Größeres Thema seit den 1980er-Jahren
Die Sichtbarkeit solcher Entwicklungen wurde vor allem durch die fortschreitende Globalisierung des Handels nach dem Zweiten Weltkrieg größer. Auf Basis eines breiteren Problembewusstseins habe sich bis zu den 1980er-Jahren eine eigene "internationale Community um das Thema formiert, in den 1990er-Jahren tauchen dann die ersten globalen Studien auf", so die Boku-Forscherin.
Historischer Fischbestand als gut dokumentierter Glücksfall
Wie sich der Fischbestand in Österreich in der Vergangenheit entwickelt hat, lasse sich glücklicherweise recht gut anhand relativ umfangreicher, bis ins Mittelalter zurückreichender Aufzeichnungen analysieren. Der Fokus liege laut Haidvogl natürlich darauf, was damals an Fischarten verzehrt wurde.
Hinsichtlich Neobiota-Zuzug in heimischen Gewässern wird neben der Regenbogenforelle vor allem der Karpfen öfters erwähnt. Dieser sei allerdings ein "Spezialfall", weil sein ursprüngliches Verbreitungsgebiet vermutlich schon vor Jahrtausenden bis in das heutige Staatsgebiet Österreichs reichte.

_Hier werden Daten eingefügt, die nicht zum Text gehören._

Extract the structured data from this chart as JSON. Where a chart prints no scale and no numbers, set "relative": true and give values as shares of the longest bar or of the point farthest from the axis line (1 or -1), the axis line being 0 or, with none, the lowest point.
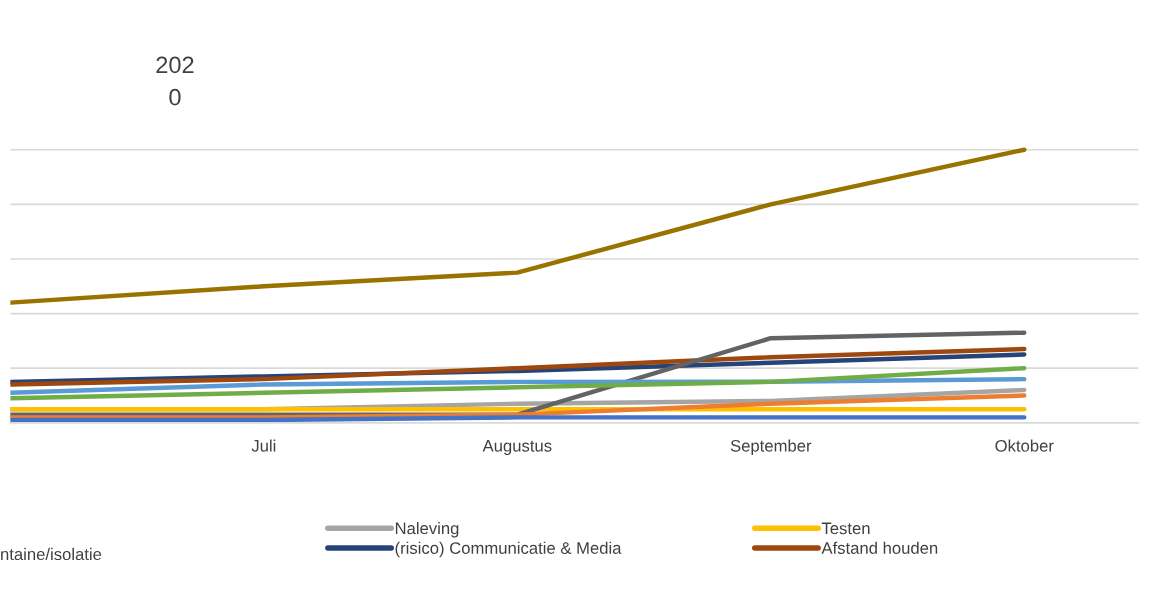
{
  "chart_data": {
    "type": "line",
    "relative": true,
    "categories": [
      null,
      "Juli",
      "Augustus",
      "September",
      "Oktober"
    ],
    "series": [
      {
        "name": "Naleving",
        "color": "#a5a5a5",
        "values": [
          0.05,
          0.05,
          0.07,
          0.08,
          0.12
        ]
      },
      {
        "name": "(risico) Communicatie & Media",
        "color": "#264478",
        "values": [
          0.15,
          0.17,
          0.19,
          0.22,
          0.25
        ]
      },
      {
        "name": "Testen",
        "color": "#ffc000",
        "values": [
          0.05,
          0.05,
          0.05,
          0.05,
          0.05
        ]
      },
      {
        "name": "Afstand houden",
        "color": "#9e480e",
        "values": [
          0.14,
          0.16,
          0.2,
          0.24,
          0.27
        ]
      },
      {
        "color": "#997300",
        "values": [
          0.44,
          0.5,
          0.55,
          0.8,
          1.0
        ]
      },
      {
        "color": "#636363",
        "values": [
          0.03,
          0.03,
          0.03,
          0.31,
          0.33
        ]
      },
      {
        "color": "#5b9bd5",
        "values": [
          0.11,
          0.14,
          0.15,
          0.15,
          0.16
        ]
      },
      {
        "color": "#70ad47",
        "values": [
          0.09,
          0.11,
          0.13,
          0.15,
          0.2
        ]
      },
      {
        "color": "#ed7d31",
        "values": [
          0.02,
          0.02,
          0.03,
          0.07,
          0.1
        ]
      },
      {
        "color": "#4472c4",
        "values": [
          0.01,
          0.01,
          0.02,
          0.02,
          0.02
        ]
      }
    ],
    "annotations": [
      "202\n0",
      "ntaine/isolatie"
    ],
    "grid": "y",
    "legend": "bottom",
    "line_style": "solid",
    "marker": "none"
  }
}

"Waldviertler Karpfen" als Invasor
Im klassischen heutigen Karpfengebiet - dem Waldviertel - ist er hingegen keine heimische Art, "das ist vielen Leute nicht bewusst", sagte die Umwelthistorikerin. Trotzdem er schon sehr lange in Europa anzutreffen ist, wird der Karpfen auf der Liste der IUCN (International Union for Conservation of Nature and Natural Resources) als einer der gefährlichsten Vertreter der Neobiota in Europa geführt.
Blinder Passagier findet neue Rückzugsräume
Im Gegensatz zu willentlich eingeführten Arten, ließen sich aus der jüngeren Vergangenheit mehrere Beispiele nennen, wo das Neu-Auftreten von Fischen durch eine Kombination aus Verbreitung über Handelswege und wasserbaulichen Maßnahmen begünstigt wurde. So etwa bei der Schwarzmund-Grundel (Neogobius melanostomus), die als blinder Passagier über die Donauschifffahrt von der Schwarzmeermündung nach Österreich gelangten. Hier hätte sie sich seit 1990 wohl kaum etabliert, wäre ihr nicht die Flussregulierung entgegengekommen.